Asking, “Why we oppose the invoking of Article 155,” Iglesias replies that “it will blow up one of the crucial deals of the Transition [the restoration of a republican institution like the Catalan Generalitat, recognised by the 1978 Constitution, was one of the bases of the broad social support for the constitution in Catalonia] … Viceroy Rajoy wants to rule Catalonia, but he will meet resistance that he will be able to deal with only with repression and more jailings.”

Podemos is well aware of the potential for both military dictatorship and mass popular opposition. Referring to Article 116 of the Spanish Constitution, which would create a state of siege suspending basic democratic rights in Spain, Iglesias writes: “Today, the path of 155 in Catalonia, which could well transform itself into the path of 116 if the government encounters citizens’ resistance, could also lead to a reactionary offensive from the leading forces of the state.”

Even faced with the danger of dictatorship, however, Iglesias insists that opposition be channelled within the existing state machine. He issues a pious wish that an “agreed referendum” be held on Catalan autonomy, with the support of both the Catalan regional government and Madrid. He attacks any appeal to traditions in the working class of opposition to Francoism and Franco’s overthrow of the Second Republic. He writes, “Spain has a democratic reserve of incalculable value, a Republican spirit that must quit being nostalgic in relation to symbols of the 20th century.”
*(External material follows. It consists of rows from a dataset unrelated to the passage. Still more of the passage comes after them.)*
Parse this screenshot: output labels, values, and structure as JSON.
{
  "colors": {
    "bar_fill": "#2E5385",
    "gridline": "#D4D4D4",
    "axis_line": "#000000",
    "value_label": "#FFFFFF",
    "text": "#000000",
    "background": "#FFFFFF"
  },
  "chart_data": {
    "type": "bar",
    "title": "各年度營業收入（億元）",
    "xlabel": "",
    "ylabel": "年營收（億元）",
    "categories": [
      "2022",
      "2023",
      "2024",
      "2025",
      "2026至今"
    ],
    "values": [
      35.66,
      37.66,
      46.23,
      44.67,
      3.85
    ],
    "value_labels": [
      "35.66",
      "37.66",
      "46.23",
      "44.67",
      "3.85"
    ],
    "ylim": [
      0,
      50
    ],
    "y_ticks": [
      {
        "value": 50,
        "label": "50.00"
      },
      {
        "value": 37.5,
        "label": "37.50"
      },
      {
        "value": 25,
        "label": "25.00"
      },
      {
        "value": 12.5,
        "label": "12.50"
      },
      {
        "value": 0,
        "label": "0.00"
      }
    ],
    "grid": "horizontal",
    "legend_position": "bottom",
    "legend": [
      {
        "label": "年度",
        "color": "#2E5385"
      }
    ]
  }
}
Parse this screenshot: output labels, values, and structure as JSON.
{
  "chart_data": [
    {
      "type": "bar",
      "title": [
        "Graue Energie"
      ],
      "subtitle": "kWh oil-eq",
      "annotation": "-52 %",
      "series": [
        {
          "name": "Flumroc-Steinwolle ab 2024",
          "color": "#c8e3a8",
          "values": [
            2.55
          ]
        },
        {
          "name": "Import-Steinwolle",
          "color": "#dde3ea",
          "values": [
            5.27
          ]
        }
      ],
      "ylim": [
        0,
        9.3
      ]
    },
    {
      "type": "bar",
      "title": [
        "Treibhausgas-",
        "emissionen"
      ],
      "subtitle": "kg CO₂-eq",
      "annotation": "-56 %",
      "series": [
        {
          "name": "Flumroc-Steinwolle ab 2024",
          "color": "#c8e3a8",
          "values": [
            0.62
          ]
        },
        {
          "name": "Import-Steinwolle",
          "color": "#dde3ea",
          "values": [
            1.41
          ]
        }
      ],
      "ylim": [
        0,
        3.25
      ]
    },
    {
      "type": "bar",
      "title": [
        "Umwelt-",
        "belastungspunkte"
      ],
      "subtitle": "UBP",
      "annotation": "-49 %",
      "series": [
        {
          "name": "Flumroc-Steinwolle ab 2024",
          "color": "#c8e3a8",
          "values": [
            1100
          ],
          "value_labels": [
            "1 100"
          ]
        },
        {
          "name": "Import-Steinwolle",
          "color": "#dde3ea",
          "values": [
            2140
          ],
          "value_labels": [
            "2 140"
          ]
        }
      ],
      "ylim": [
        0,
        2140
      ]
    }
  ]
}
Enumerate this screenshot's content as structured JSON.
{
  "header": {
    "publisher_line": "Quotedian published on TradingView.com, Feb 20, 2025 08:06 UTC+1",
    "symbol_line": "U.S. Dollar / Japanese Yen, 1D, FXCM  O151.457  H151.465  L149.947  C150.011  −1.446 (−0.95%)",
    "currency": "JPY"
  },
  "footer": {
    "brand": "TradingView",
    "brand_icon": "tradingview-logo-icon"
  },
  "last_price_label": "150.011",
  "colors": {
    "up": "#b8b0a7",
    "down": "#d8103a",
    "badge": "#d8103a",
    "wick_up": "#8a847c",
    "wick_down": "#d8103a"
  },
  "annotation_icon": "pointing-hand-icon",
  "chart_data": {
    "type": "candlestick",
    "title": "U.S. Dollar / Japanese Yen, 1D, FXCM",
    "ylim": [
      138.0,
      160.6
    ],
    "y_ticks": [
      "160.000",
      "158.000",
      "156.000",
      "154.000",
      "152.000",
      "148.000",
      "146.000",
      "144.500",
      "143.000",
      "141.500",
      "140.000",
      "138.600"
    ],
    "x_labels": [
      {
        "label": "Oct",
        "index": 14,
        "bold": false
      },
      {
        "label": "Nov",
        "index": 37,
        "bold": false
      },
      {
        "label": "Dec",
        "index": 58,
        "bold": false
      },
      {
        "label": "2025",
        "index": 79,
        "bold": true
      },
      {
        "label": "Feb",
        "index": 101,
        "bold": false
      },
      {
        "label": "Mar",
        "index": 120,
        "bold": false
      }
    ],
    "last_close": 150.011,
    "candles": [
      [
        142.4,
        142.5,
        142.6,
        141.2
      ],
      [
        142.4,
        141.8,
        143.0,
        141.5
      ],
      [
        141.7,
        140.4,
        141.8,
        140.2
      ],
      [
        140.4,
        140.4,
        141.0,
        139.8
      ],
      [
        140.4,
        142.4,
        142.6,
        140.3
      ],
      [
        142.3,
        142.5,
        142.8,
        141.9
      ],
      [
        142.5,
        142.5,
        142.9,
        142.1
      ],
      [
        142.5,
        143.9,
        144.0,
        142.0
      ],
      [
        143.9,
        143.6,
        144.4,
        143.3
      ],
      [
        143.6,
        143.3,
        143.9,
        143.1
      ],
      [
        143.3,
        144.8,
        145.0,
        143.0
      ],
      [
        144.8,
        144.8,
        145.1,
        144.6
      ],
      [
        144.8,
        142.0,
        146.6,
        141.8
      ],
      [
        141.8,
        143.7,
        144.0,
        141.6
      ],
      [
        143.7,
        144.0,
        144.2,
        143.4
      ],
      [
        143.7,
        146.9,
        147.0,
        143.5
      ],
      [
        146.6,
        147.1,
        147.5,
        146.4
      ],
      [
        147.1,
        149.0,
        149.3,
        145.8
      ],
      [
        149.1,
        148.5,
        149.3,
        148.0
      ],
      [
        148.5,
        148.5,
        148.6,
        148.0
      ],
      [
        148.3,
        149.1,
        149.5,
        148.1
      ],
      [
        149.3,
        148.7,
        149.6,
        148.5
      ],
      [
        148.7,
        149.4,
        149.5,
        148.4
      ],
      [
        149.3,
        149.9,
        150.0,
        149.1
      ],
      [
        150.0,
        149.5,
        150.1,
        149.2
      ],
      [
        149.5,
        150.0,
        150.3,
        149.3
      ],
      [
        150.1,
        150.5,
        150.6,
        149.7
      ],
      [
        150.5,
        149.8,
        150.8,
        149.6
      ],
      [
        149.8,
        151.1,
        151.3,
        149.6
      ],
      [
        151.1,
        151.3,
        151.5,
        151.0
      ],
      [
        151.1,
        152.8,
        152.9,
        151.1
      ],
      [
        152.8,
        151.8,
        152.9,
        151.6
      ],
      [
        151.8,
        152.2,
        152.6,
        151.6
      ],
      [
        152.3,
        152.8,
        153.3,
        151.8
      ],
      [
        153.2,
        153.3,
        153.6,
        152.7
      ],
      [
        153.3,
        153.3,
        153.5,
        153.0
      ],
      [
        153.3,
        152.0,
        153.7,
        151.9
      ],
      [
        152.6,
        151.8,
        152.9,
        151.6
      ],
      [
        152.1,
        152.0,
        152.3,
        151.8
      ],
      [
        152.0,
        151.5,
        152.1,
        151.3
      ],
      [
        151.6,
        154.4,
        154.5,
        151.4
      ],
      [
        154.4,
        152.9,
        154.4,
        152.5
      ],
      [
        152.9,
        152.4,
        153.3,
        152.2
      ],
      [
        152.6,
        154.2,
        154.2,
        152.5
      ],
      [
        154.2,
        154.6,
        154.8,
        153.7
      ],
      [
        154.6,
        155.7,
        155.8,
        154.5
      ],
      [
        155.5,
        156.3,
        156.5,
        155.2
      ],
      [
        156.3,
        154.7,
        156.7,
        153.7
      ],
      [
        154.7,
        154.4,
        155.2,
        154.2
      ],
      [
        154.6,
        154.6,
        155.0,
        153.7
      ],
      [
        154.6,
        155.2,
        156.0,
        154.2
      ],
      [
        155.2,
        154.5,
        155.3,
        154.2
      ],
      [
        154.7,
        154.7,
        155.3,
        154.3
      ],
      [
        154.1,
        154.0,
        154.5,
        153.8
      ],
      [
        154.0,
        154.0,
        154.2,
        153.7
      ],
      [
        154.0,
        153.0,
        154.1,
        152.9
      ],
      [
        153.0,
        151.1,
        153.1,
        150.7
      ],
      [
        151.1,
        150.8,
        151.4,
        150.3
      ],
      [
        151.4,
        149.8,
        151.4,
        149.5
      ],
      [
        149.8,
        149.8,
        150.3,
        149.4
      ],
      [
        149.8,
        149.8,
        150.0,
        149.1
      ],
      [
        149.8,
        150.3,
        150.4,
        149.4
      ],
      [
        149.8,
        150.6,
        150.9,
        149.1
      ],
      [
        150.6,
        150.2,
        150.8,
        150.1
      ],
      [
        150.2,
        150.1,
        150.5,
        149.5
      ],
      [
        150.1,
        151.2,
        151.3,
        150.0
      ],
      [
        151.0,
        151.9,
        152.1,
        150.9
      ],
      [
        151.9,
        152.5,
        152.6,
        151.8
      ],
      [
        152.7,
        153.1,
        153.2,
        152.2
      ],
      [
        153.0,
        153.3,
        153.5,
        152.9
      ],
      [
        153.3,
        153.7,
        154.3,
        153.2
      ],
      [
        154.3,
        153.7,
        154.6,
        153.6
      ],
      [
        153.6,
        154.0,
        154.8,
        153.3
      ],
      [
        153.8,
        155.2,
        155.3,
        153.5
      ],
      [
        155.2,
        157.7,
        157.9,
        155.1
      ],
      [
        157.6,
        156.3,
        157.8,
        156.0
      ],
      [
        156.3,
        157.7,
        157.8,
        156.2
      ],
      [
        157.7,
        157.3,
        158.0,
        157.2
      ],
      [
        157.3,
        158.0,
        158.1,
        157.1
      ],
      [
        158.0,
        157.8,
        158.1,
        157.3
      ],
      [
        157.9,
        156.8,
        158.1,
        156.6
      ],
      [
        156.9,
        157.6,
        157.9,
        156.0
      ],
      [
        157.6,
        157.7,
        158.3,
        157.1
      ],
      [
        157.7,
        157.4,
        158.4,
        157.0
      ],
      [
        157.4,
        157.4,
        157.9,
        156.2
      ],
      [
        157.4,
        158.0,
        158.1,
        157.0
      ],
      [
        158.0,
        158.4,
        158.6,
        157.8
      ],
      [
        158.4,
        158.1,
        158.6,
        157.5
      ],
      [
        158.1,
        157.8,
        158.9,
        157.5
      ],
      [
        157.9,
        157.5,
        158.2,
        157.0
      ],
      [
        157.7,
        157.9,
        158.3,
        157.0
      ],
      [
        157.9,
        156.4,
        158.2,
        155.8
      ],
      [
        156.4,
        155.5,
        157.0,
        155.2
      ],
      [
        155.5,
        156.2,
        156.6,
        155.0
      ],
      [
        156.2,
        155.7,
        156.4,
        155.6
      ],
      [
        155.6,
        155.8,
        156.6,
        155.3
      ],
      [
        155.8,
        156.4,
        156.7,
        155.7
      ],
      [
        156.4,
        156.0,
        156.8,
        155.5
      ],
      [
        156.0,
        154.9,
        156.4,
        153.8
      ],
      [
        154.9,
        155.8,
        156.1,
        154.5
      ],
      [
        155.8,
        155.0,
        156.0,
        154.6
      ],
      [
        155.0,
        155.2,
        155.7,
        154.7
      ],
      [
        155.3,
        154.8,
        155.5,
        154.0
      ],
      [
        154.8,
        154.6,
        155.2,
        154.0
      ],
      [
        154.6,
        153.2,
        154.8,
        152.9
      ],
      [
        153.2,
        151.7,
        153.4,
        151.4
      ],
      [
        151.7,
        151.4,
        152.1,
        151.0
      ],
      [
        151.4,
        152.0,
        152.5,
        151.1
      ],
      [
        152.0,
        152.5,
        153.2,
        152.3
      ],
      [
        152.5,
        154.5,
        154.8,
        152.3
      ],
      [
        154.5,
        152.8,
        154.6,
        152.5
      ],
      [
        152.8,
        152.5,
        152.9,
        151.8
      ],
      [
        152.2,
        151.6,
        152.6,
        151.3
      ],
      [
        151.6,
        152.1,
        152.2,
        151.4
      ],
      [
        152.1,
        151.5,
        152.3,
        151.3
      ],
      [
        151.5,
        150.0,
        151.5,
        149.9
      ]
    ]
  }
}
The arguments of Iglesias do not arm Spanish working people for militant opposition to the PP and the threat of military dictatorship. They trace out a path to capitulation. The “solution” that Podemos wants the Spanish government to adopt—agreeing to a referendum with Barcelona—is one that Madrid long ago rejected. Nor is the impotent policy Podemos has followed until now likely to convince Madrid to change course.

Remarkably, even as the post-Francoite regime in Madrid returns to its Francoite roots, Iglesias insists that workers not connect their struggles to the revolutionary traditions of the working class in the 20th century, as in the October 1917 Revolution and the Spanish Civil War.

Workers have no reason to obey Iglesias’ command to bow to the 1978 Constitution. Its articles, which lay dormant for 40 years after being agreed upon by the fascists, the PSOE and Iglesias’ own forebears in the PCE, are now paving the way for a return to dictatorship and raising the danger of a bloodbath by the Spanish army in Catalonia.

In the final analysis, the significance of the letter issued by Iglesias is, above all, what it says about Podemos itself. This party, which presented itself as a challenger to the political establishment and a champion of “democratic regeneration,” is, in fact, part of the post-Transition set-up. The foundations of its policy, as Iglesias has outlined, are that reactionary deal that was based on the suppression of the working class through the combined action of fascism, social democracy and Stalinism and their petty-bourgeois allies like the Pabloite Anticapitalistas.

There will be powerful opposition in the working class in Spain and across Europe to this turn to dictatorship, of which mass protests now taking place in Barcelona are only an initial indication.

The critical question is the revolutionary perspective on which the working class can truly fight. A central lesson of the struggle thus far is that absolutely no confidence can be given to Podemos, a petty-bourgeois tool of the Spanish ruling class masquerading as a “radical left” party.

Its record has richly confirmed the analysis the ICFI made of Podemos at its foundation, warning: “Podemos (We Can), the new party led by academic and TV presenter Pablo Iglesias and initiated by the Anticapitalist Left (Izquierda Anticapitalista, IA), seeks above all to politically disarm the working class.”